As paredes estão pintadas de cor-de-rosa e azul-bebé e foram descascadas pelo tempo. A estrada é interminável e cravejada de solavancos onde se escondem homens com espadas do comprimento de um braço, mulheres que equilibram na cabeça bacias com toneladas de roupa garrida e crianças que saem debaixo das pedras. Há peixes com asas, serpentes lentas e tímidas e cavalos brancos que saltam para a Boca do Inferno e saem a mais de quatro mil quilómetros de distância. Prova-se o melhor chocolate do mundo, pescase à linha, inventam-se brinquedos e dança-se como se não houvesse amanhã. São Tomé podia ser uma história de Lewis Carroll, um país das maravilhas. É tão pequeno que há quem diga que não existe.
Para encontrar São Tomé no mapa também é preciso optar entre dois comprimidos (Mephaquine ou Malarone, venha o diabo e escolha), encolher para passar por uma toca (aeroporto?) e seguir as dicas de um local, que só não é um coelho branco porque em São Tomé os ponteiros dos relógios não saem disparados. Em São Tomé os relógios, como tudo, arrastam-se ao sabor das altas temperaturas. Se à chegada estranhamos a expressão “leve-leve”, horas depois ela passa a fazer parte do nosso ritmo e dos nossos poros.
Leve-leve não se explica. Leve-leve é ir fazendo. É rachar um cacau maduro (como a faixa amarela da bandeira nacional) e sorver os seus gomos com sabor a iogurte, é montar uma espada de pirata com três peças de bambu, é passar na ribeira Afonso e parar, é fazer piruetas e mortais encarpados na areia escura da praia das Sete Ondas (esconde conchas que são verdadeiras peças de ourives), é ter um “cumprimento longo” e secreto com o Albertino e aprender que o número sete é mágico. Se o país, a ilha, o pontinho, aparecessem no globo terrestre, lá estariam sete distritos, sete cidades e sete qualidades de banana. “É um bom número para um jogador de futebol”.
País valioso
São Tomé é o país imaginário onde chove sempre à hora marcada (às cinco em ponto), onde os lugares mais inóspitos têm nomes de sentimentos (Fraternidade, Esperança, Perseverança, Solidariedade, Ilusão, Caridade e Saudade), as pessoas têm nomes de descobridores, os frutos não têm nomes de frutos e as plantas, com nomes de coisas, têm que vir com o respectivo manual de instruções.

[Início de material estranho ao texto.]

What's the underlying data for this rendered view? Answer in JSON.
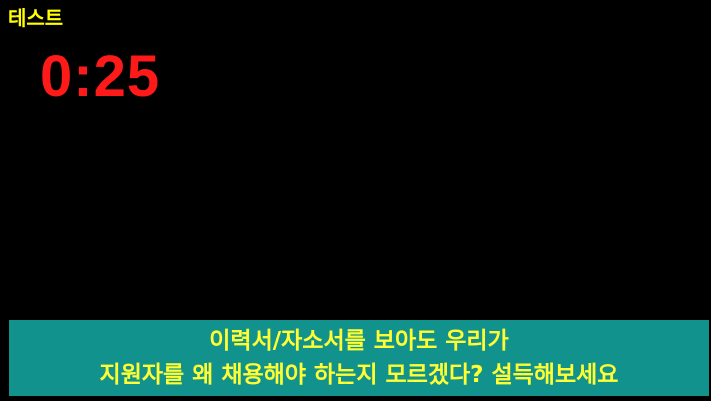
{
  "label": "테스트",
  "timer": "0:25",
  "caption": {
    "line1": "이력서/자소서를 보아도 우리가",
    "line2": "지원자를 왜 채용해야 하는지 모르겠다? 설득해보세요"
  },
  "colors": {
    "background": "#000000",
    "label": "#ffff00",
    "timer": "#ff1a1a",
    "caption_bg": "#12928c",
    "caption_text": "#ffff33"
  }
}
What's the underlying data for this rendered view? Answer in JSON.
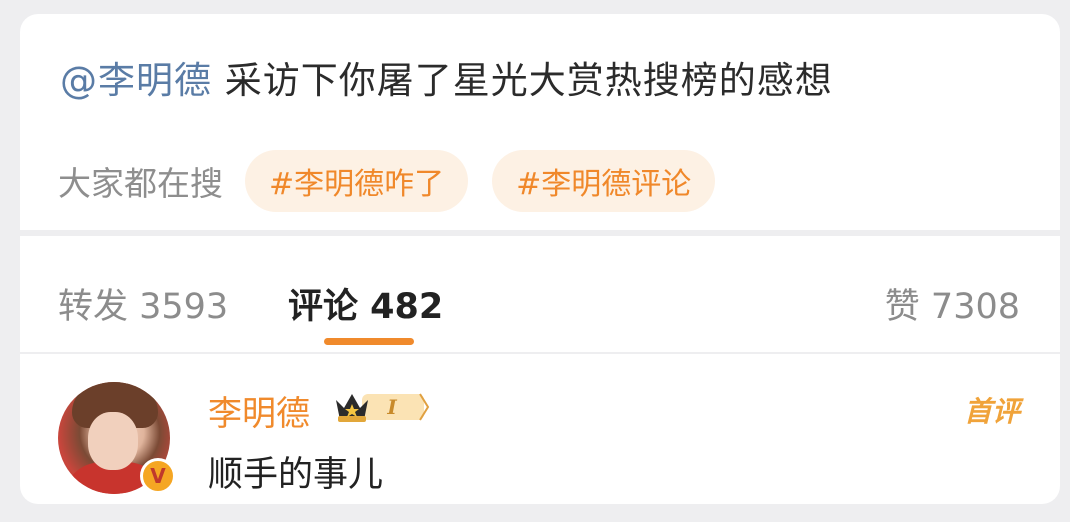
{
  "post": {
    "mention": "@李明德",
    "text": " 采访下你屠了星光大赏热搜榜的感想"
  },
  "search": {
    "label": "大家都在搜",
    "tags": [
      "#李明德咋了",
      "#李明德评论"
    ]
  },
  "tabs": {
    "repost": "转发 3593",
    "comment": "评论 482",
    "like": "赞 7308"
  },
  "comment": {
    "author": "李明德",
    "vip_level": "I",
    "text": "顺手的事儿",
    "first_label": "首评",
    "verified_mark": "V"
  },
  "colors": {
    "accent": "#f08a2c",
    "mention": "#5a7ca6",
    "tag_bg": "#fdf1e4"
  }
}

O país é como a sala de cinema que ganhou o nome do poeta Marcelo da Veiga: é único e só funciona às vezes e à velocidade do arranca-não-arranca. Leve-leve. É como um maço de dobras (moeda local) que ameaça desintegrar-se de tão velho e cansado. É um país tão valioso e tão abandonado como as peças que compõem o museu da Fortaleza de S. Sebastião, a ventoinha manual, o serviço inglês, o Rafael Bordallo Pinheiro, os instrumentos de vudu...
Como em qualquer conto de fadas, também São Tomé tem as suas pragas medonhas. Uma é a malária, que vitima indiscriminadamente e afasta do arquipélago investidores e turistas. A outra é a sida, para a qual, como antídoto, não há mais do que algumas pinturas murais e preservativos gratuitos nos locais mais civilizados da ilha. A terceira é a corrupção, que delapida os recursos de todos em nome de uns poucos.

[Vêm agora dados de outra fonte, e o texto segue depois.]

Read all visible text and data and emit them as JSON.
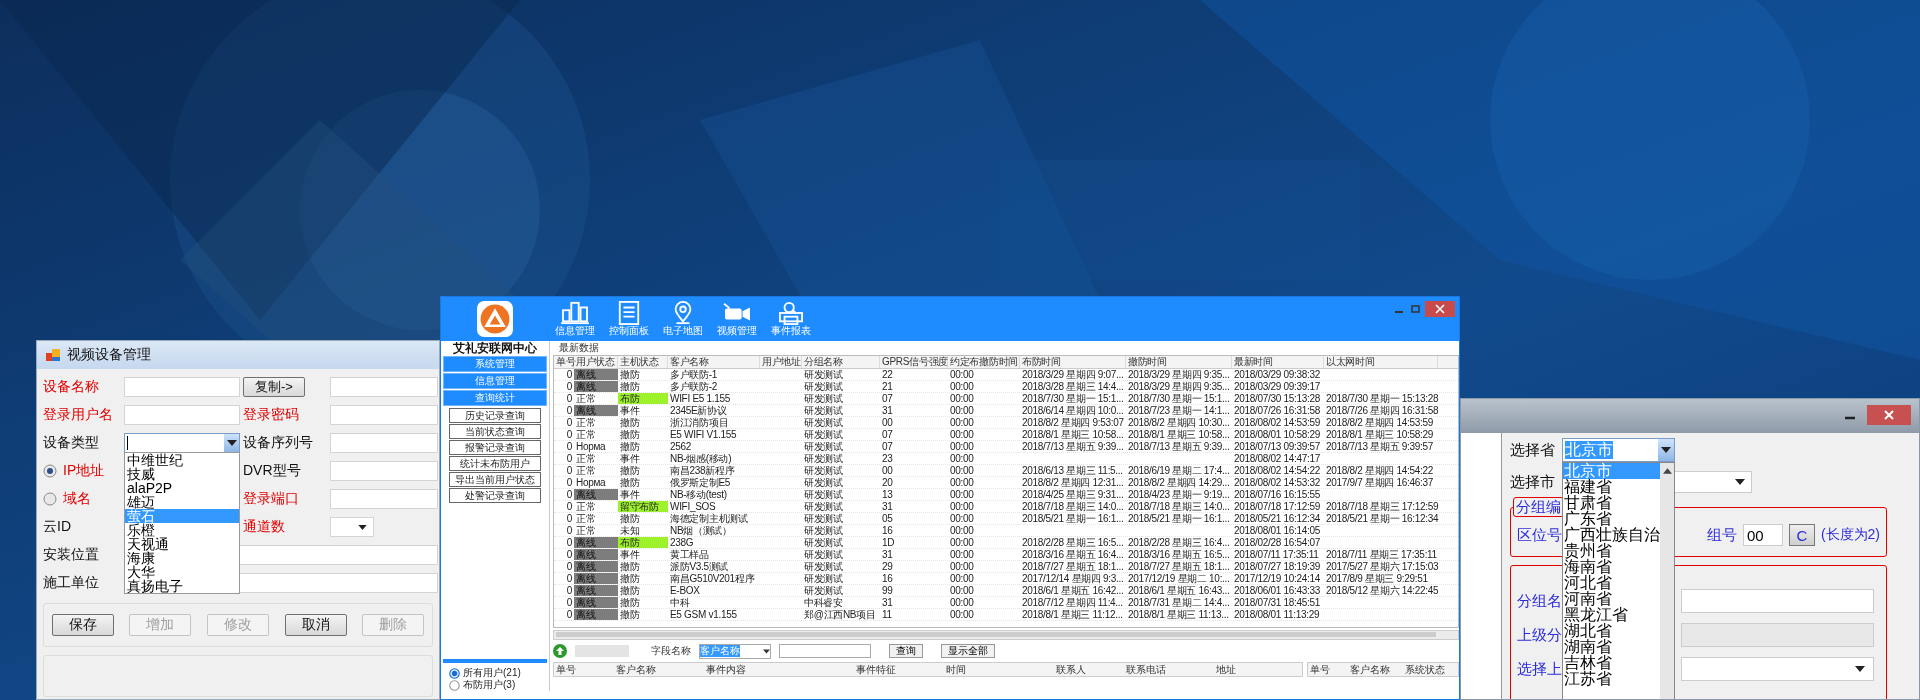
{
  "device_window": {
    "title": "视频设备管理",
    "rows": [
      {
        "left": {
          "kind": "label",
          "text": "设备名称",
          "required": true,
          "control": {
            "kind": "input"
          }
        },
        "right": {
          "kind": "button",
          "text": "复制->",
          "control": {
            "kind": "input"
          }
        }
      },
      {
        "left": {
          "kind": "label",
          "text": "登录用户名",
          "required": true,
          "control": {
            "kind": "input"
          }
        },
        "right": {
          "kind": "label",
          "text": "登录密码",
          "required": true,
          "control": {
            "kind": "input"
          }
        }
      },
      {
        "left": {
          "kind": "label",
          "text": "设备类型",
          "required": false,
          "control": {
            "kind": "combo"
          }
        },
        "right": {
          "kind": "label",
          "text": "设备序列号",
          "required": false,
          "control": {
            "kind": "input"
          }
        }
      },
      {
        "left": {
          "kind": "radio",
          "text": "IP地址",
          "required": true,
          "selected": true
        },
        "right": {
          "kind": "label",
          "text": "DVR型号",
          "required": false,
          "control": {
            "kind": "input"
          }
        }
      },
      {
        "left": {
          "kind": "radio",
          "text": "域名",
          "required": true,
          "selected": false
        },
        "right": {
          "kind": "label",
          "text": "登录端口",
          "required": true,
          "control": {
            "kind": "input"
          }
        }
      },
      {
        "left": {
          "kind": "label",
          "text": "云ID",
          "required": false
        },
        "right": {
          "kind": "label",
          "text": "通道数",
          "required": true,
          "control": {
            "kind": "select"
          }
        }
      },
      {
        "left": {
          "kind": "label",
          "text": "安装位置",
          "required": false,
          "control": {
            "kind": "wide"
          }
        }
      },
      {
        "left": {
          "kind": "label",
          "text": "施工单位",
          "required": false,
          "control": {
            "kind": "wide"
          }
        }
      }
    ],
    "device_types": [
      {
        "text": "中维世纪",
        "selected": false
      },
      {
        "text": "技威",
        "selected": false
      },
      {
        "text": "alaP2P",
        "selected": false
      },
      {
        "text": "雄迈",
        "selected": false
      },
      {
        "text": "萤石",
        "selected": true
      },
      {
        "text": "乐橙",
        "selected": false
      },
      {
        "text": "天视通",
        "selected": false
      },
      {
        "text": "海康",
        "selected": false
      },
      {
        "text": "大华",
        "selected": false
      },
      {
        "text": "真扬电子",
        "selected": false
      }
    ],
    "buttons": [
      {
        "text": "保存",
        "disabled": false
      },
      {
        "text": "增加",
        "disabled": true
      },
      {
        "text": "修改",
        "disabled": true
      },
      {
        "text": "取消",
        "disabled": false
      },
      {
        "text": "删除",
        "disabled": true
      }
    ]
  },
  "monitor_window": {
    "brand": "艾礼安联网中心",
    "toolbar": [
      {
        "label": "信息管理",
        "kind": "buildings"
      },
      {
        "label": "控制面板",
        "kind": "list"
      },
      {
        "label": "电子地图",
        "kind": "pin"
      },
      {
        "label": "视频管理",
        "kind": "camera"
      },
      {
        "label": "事件报表",
        "kind": "printer"
      }
    ],
    "menu": [
      "系统管理",
      "信息管理",
      "查询统计"
    ],
    "submenu": [
      "历史记录查询",
      "当前状态查询",
      "报警记录查询",
      "统计未布防用户",
      "导出当前用户状态",
      "处警记录查询"
    ],
    "tab": "最新数据",
    "columns": [
      "单号",
      "用户状态",
      "主机状态",
      "客户名称",
      "用户地址",
      "分组名称",
      "GPRS信号强度",
      "约定布撤防时间",
      "布防时间",
      "撤防时间",
      "最新时间",
      "以太网时间"
    ],
    "rows": [
      {
        "no": "0",
        "user_state": "离线",
        "offline": true,
        "host_state": "撤防",
        "armed": false,
        "customer": "多户联防-1",
        "group": "研发测试",
        "gprs": "22",
        "schedule": "00:00",
        "arm_time": "2018/3/29 星期四 9:07...",
        "disarm_time": "2018/3/29 星期四 9:35...",
        "latest": "2018/03/29 09:38:32"
      },
      {
        "no": "0",
        "user_state": "离线",
        "offline": true,
        "host_state": "撤防",
        "armed": false,
        "customer": "多户联防-2",
        "group": "研发测试",
        "gprs": "21",
        "schedule": "00:00",
        "arm_time": "2018/3/28 星期三 14:4...",
        "disarm_time": "2018/3/29 星期四 9:35...",
        "latest": "2018/03/29 09:39:17"
      },
      {
        "no": "0",
        "user_state": "正常",
        "offline": false,
        "host_state": "布防",
        "armed": true,
        "customer": "WIFI E5 1.155",
        "group": "研发测试",
        "gprs": "07",
        "schedule": "00:00",
        "arm_time": "2018/7/30 星期一 15:1...",
        "disarm_time": "2018/7/30 星期一 15:1...",
        "latest": "2018/07/30 15:13:28",
        "ethernet_time": "2018/7/30 星期一 15:13:28"
      },
      {
        "no": "0",
        "user_state": "离线",
        "offline": true,
        "host_state": "事件",
        "armed": false,
        "customer": "2345E新协议",
        "group": "研发测试",
        "gprs": "31",
        "schedule": "00:00",
        "arm_time": "2018/6/14 星期四 10:0...",
        "disarm_time": "2018/7/23 星期一 14:1...",
        "latest": "2018/07/26 16:31:58",
        "ethernet_time": "2018/7/26 星期四 16:31:58"
      },
      {
        "no": "0",
        "user_state": "正常",
        "offline": false,
        "host_state": "撤防",
        "armed": false,
        "customer": "浙江消防项目",
        "group": "研发测试",
        "gprs": "00",
        "schedule": "00:00",
        "arm_time": "2018/8/2 星期四 9:53:07",
        "disarm_time": "2018/8/2 星期四 10:30...",
        "latest": "2018/08/02 14:53:59",
        "ethernet_time": "2018/8/2 星期四 14:53:59"
      },
      {
        "no": "0",
        "user_state": "正常",
        "offline": false,
        "host_state": "撤防",
        "armed": false,
        "customer": "E5 WIFI V1.155",
        "group": "研发测试",
        "gprs": "07",
        "schedule": "00:00",
        "arm_time": "2018/8/1 星期三 10:58...",
        "disarm_time": "2018/8/1 星期三 10:58...",
        "latest": "2018/08/01 10:58:29",
        "ethernet_time": "2018/8/1 星期三 10:58:29"
      },
      {
        "no": "0",
        "user_state": "Норма",
        "offline": false,
        "host_state": "撤防",
        "armed": false,
        "customer": "2562",
        "group": "研发测试",
        "gprs": "07",
        "schedule": "00:00",
        "arm_time": "2018/7/13 星期五 9:39...",
        "disarm_time": "2018/7/13 星期五 9:39...",
        "latest": "2018/07/13 09:39:57",
        "ethernet_time": "2018/7/13 星期五 9:39:57"
      },
      {
        "no": "0",
        "user_state": "正常",
        "offline": false,
        "host_state": "事件",
        "armed": false,
        "customer": "NB-烟感(移动)",
        "group": "研发测试",
        "gprs": "23",
        "schedule": "00:00",
        "latest": "2018/08/02 14:47:17"
      },
      {
        "no": "0",
        "user_state": "正常",
        "offline": false,
        "host_state": "撤防",
        "armed": false,
        "customer": "南昌238新程序",
        "group": "研发测试",
        "gprs": "00",
        "schedule": "00:00",
        "arm_time": "2018/6/13 星期三 11:5...",
        "disarm_time": "2018/6/19 星期二 17:4...",
        "latest": "2018/08/02 14:54:22",
        "ethernet_time": "2018/8/2 星期四 14:54:22"
      },
      {
        "no": "0",
        "user_state": "Норма",
        "offline": false,
        "host_state": "撤防",
        "armed": false,
        "customer": "俄罗斯定制E5",
        "group": "研发测试",
        "gprs": "20",
        "schedule": "00:00",
        "arm_time": "2018/8/2 星期四 12:31...",
        "disarm_time": "2018/8/2 星期四 14:29...",
        "latest": "2018/08/02 14:53:32",
        "ethernet_time": "2017/9/7 星期四 16:46:37"
      },
      {
        "no": "0",
        "user_state": "离线",
        "offline": true,
        "host_state": "事件",
        "armed": false,
        "customer": "NB-移动(test)",
        "group": "研发测试",
        "gprs": "13",
        "schedule": "00:00",
        "arm_time": "2018/4/25 星期三 9:31...",
        "disarm_time": "2018/4/23 星期一 9:19...",
        "latest": "2018/07/16 16:15:55"
      },
      {
        "no": "0",
        "user_state": "正常",
        "offline": false,
        "host_state": "留守布防",
        "armed": true,
        "customer": "WIFI_SOS",
        "group": "研发测试",
        "gprs": "31",
        "schedule": "00:00",
        "arm_time": "2018/7/18 星期三 14:0...",
        "disarm_time": "2018/7/18 星期三 14:0...",
        "latest": "2018/07/18 17:12:59",
        "ethernet_time": "2018/7/18 星期三 17:12:59"
      },
      {
        "no": "0",
        "user_state": "正常",
        "offline": false,
        "host_state": "撤防",
        "armed": false,
        "customer": "海德定制主机测试",
        "group": "研发测试",
        "gprs": "05",
        "schedule": "00:00",
        "arm_time": "2018/5/21 星期一 16:1...",
        "disarm_time": "2018/5/21 星期一 16:1...",
        "latest": "2018/05/21 16:12:34",
        "ethernet_time": "2018/5/21 星期一 16:12:34"
      },
      {
        "no": "0",
        "user_state": "正常",
        "offline": false,
        "host_state": "未知",
        "armed": false,
        "customer": "NB烟（测试）",
        "group": "研发测试",
        "gprs": "16",
        "schedule": "00:00",
        "latest": "2018/08/01 16:14:05"
      },
      {
        "no": "0",
        "user_state": "离线",
        "offline": true,
        "host_state": "布防",
        "armed": true,
        "customer": "238G",
        "group": "研发测试",
        "gprs": "1D",
        "schedule": "00:00",
        "arm_time": "2018/2/28 星期三 16:5...",
        "disarm_time": "2018/2/28 星期三 16:4...",
        "latest": "2018/02/28 16:54:07"
      },
      {
        "no": "0",
        "user_state": "离线",
        "offline": true,
        "host_state": "事件",
        "armed": false,
        "customer": "黄工样品",
        "group": "研发测试",
        "gprs": "31",
        "schedule": "00:00",
        "arm_time": "2018/3/16 星期五 16:4...",
        "disarm_time": "2018/3/16 星期五 16:5...",
        "latest": "2018/07/11 17:35:11",
        "ethernet_time": "2018/7/11 星期三 17:35:11"
      },
      {
        "no": "0",
        "user_state": "离线",
        "offline": true,
        "host_state": "撤防",
        "armed": false,
        "customer": "派防V3.5测试",
        "group": "研发测试",
        "gprs": "29",
        "schedule": "00:00",
        "arm_time": "2018/7/27 星期五 18:1...",
        "disarm_time": "2018/7/27 星期五 18:1...",
        "latest": "2018/07/27 18:19:39",
        "ethernet_time": "2017/5/27 星期六 17:15:03"
      },
      {
        "no": "0",
        "user_state": "离线",
        "offline": true,
        "host_state": "撤防",
        "armed": false,
        "customer": "南昌G510V201程序",
        "group": "研发测试",
        "gprs": "16",
        "schedule": "00:00",
        "arm_time": "2017/12/14 星期四 9:3...",
        "disarm_time": "2017/12/19 星期二 10:...",
        "latest": "2017/12/19 10:24:14",
        "ethernet_time": "2017/8/9 星期三 9:29:51"
      },
      {
        "no": "0",
        "user_state": "离线",
        "offline": true,
        "host_state": "撤防",
        "armed": false,
        "customer": "E-BOX",
        "group": "研发测试",
        "gprs": "99",
        "schedule": "00:00",
        "arm_time": "2018/6/1 星期五 16:42...",
        "disarm_time": "2018/6/1 星期五 16:43...",
        "latest": "2018/06/01 16:43:33",
        "ethernet_time": "2018/5/12 星期六 14:22:45"
      },
      {
        "no": "0",
        "user_state": "离线",
        "offline": true,
        "host_state": "撤防",
        "armed": false,
        "customer": "中科",
        "group": "中科睿安",
        "gprs": "31",
        "schedule": "00:00",
        "arm_time": "2018/7/12 星期四 11:4...",
        "disarm_time": "2018/7/31 星期二 14:4...",
        "latest": "2018/07/31 18:45:51"
      },
      {
        "no": "0",
        "user_state": "离线",
        "offline": true,
        "host_state": "撤防",
        "armed": false,
        "customer": "E5 GSM v1.155",
        "group": "郑@江西NB项目",
        "gprs": "11",
        "schedule": "00:00",
        "arm_time": "2018/8/1 星期三 11:12...",
        "disarm_time": "2018/8/1 星期三 11:13...",
        "latest": "2018/08/01 11:13:29"
      }
    ],
    "search": {
      "field_label": "字段名称",
      "field_value": "客户名称",
      "query": "查询",
      "show_all": "显示全部"
    },
    "filters": [
      {
        "label": "所有用户(21)",
        "selected": true
      },
      {
        "label": "布防用户(3)",
        "selected": false
      }
    ],
    "event_columns": [
      "单号",
      "客户名称",
      "事件内容",
      "事件特征",
      "时间",
      "联系人",
      "联系电话",
      "地址"
    ],
    "status_columns": [
      "单号",
      "客户名称",
      "系统状态"
    ]
  },
  "group_window": {
    "province_label": "选择省",
    "province": "北京市",
    "provinces": [
      {
        "text": "北京市",
        "selected": true
      },
      {
        "text": "福建省",
        "selected": false
      },
      {
        "text": "甘肃省",
        "selected": false
      },
      {
        "text": "广东省",
        "selected": false
      },
      {
        "text": "广西壮族自治",
        "selected": false
      },
      {
        "text": "贵州省",
        "selected": false
      },
      {
        "text": "海南省",
        "selected": false
      },
      {
        "text": "河北省",
        "selected": false
      },
      {
        "text": "河南省",
        "selected": false
      },
      {
        "text": "黑龙江省",
        "selected": false
      },
      {
        "text": "湖北省",
        "selected": false
      },
      {
        "text": "湖南省",
        "selected": false
      },
      {
        "text": "吉林省",
        "selected": false
      },
      {
        "text": "江苏省",
        "selected": false
      }
    ],
    "city_label": "选择市",
    "group_legend": "分组编",
    "zone_label": "区位号",
    "group_no_label": "组号",
    "group_no": "00",
    "clear_button": "C",
    "length_hint": "(长度为2)",
    "name_label": "分组名",
    "parent_label": "上级分",
    "select_parent_label": "选择上"
  }
}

Na Roça Rio do Ouro, José Francisco “Equador”, de Miguel Sousa Tavares, bem preso debaixo do braço enquanto recorda as visitas de estudo da Mocidade Portuguesa descreve a sua terra como “um verde muito complicado”, um santuário que os portugueses descobriram (ao que se julga) inabitado em 1470-71 e que só largaram a 12 de Julho de 1975, após uma longa história de colonização. José Francisco é um dos muitos que encolhe os ombros quando se fala de São Tomé na sua versão galinha dos ovos de ouro: fértil primeiro; depois esventrada.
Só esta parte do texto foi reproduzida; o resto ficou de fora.